C'est loin d'être fini. Sur "The Chant", plusieurs milliers d'âmes reprennent la mélodie libératrice en chœur, et c'est Flo qui a les yeux rougis. Arrive "The Gift of Guilt", devant la force de la mélodie, du message, des images de ce passage de témoin entre les générations, Seb aussi est à deux doigts de se laisser aller. C'était son premier concert de Gojira à lui aussi. Fred et Val, eux, sont scotchés.

J'avais fait fausse route : ne pas être préparé à Gojira n'était pas un handicap, c'était être un réceptacle vierge prêt à recevoir beaucoup trop en une fois. Trop d'énergie, trop de beauté, trop de connexion. Devant ce trop plein, on ne pouvait que se laisser aller et rendre les armes. La vie nous met à rude épreuve et nous tend, trop souvent. Les moments de relâchement ne sont pas si nombreux, et quand ils vous arrivent ainsi sans prévenir, il n'y a rien d'autre à faire que d'ouvrir les vannes.

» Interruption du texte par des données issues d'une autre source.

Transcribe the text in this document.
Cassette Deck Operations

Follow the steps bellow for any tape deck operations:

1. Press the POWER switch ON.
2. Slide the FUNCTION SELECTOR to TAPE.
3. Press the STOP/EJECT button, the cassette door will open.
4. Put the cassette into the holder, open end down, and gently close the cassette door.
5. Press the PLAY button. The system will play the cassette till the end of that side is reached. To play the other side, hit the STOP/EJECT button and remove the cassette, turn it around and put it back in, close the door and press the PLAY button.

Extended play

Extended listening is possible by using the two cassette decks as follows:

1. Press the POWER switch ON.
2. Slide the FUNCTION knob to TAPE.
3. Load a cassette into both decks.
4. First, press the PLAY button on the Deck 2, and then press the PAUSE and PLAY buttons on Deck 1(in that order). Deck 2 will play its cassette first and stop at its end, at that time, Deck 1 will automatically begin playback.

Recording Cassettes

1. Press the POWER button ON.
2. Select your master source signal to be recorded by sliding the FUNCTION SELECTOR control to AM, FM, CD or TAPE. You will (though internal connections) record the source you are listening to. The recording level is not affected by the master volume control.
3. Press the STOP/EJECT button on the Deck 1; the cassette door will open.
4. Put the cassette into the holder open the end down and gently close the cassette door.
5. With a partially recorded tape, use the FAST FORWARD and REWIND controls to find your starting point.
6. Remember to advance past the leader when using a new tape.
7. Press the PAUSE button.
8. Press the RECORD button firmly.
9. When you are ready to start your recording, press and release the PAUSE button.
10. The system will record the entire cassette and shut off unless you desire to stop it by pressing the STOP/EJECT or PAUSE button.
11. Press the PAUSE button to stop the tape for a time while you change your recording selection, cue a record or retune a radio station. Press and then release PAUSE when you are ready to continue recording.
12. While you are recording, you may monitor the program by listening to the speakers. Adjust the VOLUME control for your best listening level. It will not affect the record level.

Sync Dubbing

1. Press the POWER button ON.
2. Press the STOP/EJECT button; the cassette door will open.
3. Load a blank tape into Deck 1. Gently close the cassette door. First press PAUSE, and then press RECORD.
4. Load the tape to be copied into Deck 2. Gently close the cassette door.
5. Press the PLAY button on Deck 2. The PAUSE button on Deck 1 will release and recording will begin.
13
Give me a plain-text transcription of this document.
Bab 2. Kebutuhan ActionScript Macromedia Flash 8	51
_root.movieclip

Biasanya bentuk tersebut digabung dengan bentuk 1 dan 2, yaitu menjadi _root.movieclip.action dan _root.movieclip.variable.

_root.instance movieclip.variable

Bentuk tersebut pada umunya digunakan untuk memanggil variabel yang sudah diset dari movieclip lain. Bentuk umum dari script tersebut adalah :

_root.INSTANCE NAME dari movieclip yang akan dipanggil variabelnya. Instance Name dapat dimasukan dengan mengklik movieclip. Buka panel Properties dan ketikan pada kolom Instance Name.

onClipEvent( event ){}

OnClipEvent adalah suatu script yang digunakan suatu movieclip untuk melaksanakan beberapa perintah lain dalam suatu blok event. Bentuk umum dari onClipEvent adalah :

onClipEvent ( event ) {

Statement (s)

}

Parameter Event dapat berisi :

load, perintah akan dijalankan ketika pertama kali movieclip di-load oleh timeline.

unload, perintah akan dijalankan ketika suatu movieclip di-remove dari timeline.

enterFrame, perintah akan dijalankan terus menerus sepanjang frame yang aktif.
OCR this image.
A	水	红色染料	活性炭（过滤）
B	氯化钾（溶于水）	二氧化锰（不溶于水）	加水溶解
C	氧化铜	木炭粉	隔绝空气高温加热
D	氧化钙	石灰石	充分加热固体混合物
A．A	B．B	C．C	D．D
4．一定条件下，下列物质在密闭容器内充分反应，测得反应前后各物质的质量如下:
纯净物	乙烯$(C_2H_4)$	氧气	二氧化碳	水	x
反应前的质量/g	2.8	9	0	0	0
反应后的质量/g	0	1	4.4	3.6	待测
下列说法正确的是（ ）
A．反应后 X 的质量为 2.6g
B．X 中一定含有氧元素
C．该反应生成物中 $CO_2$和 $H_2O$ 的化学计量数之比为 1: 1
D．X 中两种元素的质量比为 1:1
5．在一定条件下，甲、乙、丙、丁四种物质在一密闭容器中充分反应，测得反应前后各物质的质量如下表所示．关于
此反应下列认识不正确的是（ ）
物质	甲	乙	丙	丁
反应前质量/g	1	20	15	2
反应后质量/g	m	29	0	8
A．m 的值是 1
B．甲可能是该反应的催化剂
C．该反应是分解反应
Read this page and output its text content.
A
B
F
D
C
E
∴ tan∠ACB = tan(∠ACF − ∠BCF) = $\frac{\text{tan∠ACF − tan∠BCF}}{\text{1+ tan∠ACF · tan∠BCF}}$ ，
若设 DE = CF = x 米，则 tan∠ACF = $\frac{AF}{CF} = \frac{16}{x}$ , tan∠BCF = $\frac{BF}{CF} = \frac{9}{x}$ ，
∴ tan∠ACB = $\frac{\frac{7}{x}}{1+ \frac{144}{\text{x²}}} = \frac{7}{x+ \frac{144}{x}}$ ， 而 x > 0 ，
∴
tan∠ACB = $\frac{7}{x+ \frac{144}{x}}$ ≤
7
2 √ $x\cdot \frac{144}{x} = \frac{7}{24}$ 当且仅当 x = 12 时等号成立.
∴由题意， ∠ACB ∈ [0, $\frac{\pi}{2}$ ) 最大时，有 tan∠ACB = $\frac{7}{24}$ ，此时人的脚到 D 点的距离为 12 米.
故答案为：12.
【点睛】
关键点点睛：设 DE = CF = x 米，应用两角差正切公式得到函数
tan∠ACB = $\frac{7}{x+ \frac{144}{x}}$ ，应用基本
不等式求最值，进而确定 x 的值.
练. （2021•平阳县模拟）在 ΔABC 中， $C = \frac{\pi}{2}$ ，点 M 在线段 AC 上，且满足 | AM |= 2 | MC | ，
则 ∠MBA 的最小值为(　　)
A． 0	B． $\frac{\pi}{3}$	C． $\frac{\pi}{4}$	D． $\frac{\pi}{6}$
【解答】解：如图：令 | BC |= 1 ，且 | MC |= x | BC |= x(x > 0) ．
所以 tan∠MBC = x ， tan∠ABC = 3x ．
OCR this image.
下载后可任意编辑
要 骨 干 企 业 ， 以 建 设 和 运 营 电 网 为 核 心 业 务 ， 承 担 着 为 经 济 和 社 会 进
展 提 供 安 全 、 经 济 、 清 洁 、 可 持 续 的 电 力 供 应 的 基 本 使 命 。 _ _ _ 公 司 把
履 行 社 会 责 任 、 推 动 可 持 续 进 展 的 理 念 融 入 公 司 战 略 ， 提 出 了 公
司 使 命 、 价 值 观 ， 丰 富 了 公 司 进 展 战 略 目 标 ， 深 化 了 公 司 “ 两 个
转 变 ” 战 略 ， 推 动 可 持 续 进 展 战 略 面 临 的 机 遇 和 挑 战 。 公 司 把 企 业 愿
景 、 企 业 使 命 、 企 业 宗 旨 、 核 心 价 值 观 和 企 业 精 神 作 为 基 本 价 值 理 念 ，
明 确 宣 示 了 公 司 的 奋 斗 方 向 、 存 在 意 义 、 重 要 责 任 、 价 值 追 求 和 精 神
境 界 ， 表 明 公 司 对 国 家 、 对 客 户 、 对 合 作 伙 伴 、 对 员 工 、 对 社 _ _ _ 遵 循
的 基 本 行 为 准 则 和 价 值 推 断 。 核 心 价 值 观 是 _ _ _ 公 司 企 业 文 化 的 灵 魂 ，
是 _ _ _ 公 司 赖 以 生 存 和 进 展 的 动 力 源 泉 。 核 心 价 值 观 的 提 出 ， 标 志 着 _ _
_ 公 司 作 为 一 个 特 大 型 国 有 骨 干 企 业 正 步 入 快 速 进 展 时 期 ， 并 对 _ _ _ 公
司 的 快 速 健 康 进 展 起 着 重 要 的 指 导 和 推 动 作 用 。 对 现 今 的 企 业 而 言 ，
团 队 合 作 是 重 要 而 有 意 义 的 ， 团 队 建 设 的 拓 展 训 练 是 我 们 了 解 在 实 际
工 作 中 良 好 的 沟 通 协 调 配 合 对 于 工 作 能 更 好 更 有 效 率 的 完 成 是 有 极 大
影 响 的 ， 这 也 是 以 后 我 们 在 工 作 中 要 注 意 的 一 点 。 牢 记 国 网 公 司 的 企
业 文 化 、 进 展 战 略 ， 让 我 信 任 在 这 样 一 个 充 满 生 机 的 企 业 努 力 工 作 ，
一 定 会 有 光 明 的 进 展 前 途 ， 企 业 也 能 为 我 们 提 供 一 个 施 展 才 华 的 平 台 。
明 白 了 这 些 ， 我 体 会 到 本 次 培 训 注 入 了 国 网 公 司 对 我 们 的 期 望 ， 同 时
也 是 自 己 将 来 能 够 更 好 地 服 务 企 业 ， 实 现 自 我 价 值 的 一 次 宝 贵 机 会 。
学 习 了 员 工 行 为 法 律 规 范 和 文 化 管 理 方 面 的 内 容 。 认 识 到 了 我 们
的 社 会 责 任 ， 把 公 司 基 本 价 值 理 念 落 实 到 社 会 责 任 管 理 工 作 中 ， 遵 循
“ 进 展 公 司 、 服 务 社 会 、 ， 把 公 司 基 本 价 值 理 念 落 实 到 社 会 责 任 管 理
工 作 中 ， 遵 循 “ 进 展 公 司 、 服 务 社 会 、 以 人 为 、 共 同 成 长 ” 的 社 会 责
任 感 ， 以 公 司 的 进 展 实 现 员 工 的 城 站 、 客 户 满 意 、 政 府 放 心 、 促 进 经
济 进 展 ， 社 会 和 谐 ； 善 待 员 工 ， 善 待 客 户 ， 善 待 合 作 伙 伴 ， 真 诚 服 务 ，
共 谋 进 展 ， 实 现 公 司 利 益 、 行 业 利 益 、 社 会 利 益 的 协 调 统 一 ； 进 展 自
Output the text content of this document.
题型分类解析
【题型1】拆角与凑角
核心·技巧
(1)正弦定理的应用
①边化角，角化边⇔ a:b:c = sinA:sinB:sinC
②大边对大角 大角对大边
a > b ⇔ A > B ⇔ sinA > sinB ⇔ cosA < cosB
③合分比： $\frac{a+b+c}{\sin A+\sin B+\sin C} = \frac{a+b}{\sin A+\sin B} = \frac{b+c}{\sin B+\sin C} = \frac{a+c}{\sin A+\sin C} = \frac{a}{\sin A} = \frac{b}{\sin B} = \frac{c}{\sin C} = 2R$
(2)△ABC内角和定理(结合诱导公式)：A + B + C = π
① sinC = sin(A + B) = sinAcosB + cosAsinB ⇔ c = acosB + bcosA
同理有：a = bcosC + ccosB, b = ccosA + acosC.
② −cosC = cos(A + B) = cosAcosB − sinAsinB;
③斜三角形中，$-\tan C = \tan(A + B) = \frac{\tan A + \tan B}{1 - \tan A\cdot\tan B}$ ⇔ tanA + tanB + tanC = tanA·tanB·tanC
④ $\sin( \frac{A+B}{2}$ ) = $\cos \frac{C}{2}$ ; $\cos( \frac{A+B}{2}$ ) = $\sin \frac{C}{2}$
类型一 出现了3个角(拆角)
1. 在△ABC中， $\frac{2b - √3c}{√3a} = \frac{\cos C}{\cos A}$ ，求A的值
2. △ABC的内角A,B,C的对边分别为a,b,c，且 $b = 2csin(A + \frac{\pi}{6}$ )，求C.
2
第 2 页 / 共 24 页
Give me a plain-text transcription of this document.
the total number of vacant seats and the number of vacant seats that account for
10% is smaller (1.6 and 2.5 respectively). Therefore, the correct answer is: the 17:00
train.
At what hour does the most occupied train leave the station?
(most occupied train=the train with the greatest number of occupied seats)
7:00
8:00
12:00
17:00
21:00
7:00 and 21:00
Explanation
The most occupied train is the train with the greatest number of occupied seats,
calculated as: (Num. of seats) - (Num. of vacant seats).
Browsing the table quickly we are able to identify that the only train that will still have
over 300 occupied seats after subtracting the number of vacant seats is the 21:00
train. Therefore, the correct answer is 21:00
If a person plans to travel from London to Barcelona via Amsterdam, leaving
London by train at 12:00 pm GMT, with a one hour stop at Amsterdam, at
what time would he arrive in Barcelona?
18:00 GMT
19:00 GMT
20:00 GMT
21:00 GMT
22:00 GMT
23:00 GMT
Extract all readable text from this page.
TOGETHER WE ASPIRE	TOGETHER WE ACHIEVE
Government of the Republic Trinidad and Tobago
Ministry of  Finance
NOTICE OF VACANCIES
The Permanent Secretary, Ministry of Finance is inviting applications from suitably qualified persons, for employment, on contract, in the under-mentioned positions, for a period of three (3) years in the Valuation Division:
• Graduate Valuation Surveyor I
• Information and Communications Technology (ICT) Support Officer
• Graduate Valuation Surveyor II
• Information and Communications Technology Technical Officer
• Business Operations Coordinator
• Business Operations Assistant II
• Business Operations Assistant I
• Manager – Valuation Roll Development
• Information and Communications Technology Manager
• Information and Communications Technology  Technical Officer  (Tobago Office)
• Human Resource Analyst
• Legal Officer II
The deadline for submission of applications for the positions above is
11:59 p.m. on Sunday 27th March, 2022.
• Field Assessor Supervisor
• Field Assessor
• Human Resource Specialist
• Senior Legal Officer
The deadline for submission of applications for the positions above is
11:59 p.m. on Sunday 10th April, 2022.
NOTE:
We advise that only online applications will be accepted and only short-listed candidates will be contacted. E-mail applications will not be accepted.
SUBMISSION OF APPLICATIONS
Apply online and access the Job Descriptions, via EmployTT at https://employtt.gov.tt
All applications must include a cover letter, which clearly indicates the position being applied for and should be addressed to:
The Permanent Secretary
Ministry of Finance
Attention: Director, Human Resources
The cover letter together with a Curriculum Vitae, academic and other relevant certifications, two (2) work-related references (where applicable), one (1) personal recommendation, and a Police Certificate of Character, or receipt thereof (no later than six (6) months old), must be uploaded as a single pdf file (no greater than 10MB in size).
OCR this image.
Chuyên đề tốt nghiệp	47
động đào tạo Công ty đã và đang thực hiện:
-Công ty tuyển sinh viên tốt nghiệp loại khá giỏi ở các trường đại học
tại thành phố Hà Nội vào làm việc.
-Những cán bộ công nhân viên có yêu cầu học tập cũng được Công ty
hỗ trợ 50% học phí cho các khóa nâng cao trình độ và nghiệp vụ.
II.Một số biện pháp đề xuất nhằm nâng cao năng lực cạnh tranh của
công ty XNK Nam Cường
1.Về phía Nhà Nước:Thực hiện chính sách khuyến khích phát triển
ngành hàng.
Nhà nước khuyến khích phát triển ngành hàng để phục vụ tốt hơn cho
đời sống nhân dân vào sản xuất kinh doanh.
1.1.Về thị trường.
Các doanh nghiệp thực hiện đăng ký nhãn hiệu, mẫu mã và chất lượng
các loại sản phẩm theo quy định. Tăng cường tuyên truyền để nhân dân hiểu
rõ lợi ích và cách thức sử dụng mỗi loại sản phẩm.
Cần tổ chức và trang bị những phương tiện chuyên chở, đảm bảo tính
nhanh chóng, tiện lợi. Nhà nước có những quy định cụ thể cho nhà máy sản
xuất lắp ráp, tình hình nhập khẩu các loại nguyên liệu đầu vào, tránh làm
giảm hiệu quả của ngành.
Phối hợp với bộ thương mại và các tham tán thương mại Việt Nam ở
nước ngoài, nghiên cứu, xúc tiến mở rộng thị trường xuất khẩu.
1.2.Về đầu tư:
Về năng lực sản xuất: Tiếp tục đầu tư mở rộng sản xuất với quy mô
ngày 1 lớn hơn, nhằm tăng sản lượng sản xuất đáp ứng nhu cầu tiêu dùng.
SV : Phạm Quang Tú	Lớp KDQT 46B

Gojira réussit ce qu'aucun autre n'a fait jusqu'ici : faire entrer en collision la violence extrême d'une musique sauvage, la sobriété et la vie simple et pure que peut nous offrir la Terre, et une sensibilité d'écorché exsudée par toute les pores de son chanteur.

L'expérience n'est peut-être pas reproductible. C'est aussi le caractère imprévu de cette transe collective qui la rend si belle. Tous autant qu'on est, on s'en souviendra longtemps. Et a priori, d'ici quelques temps, ma peau s'en souviendra pour moi.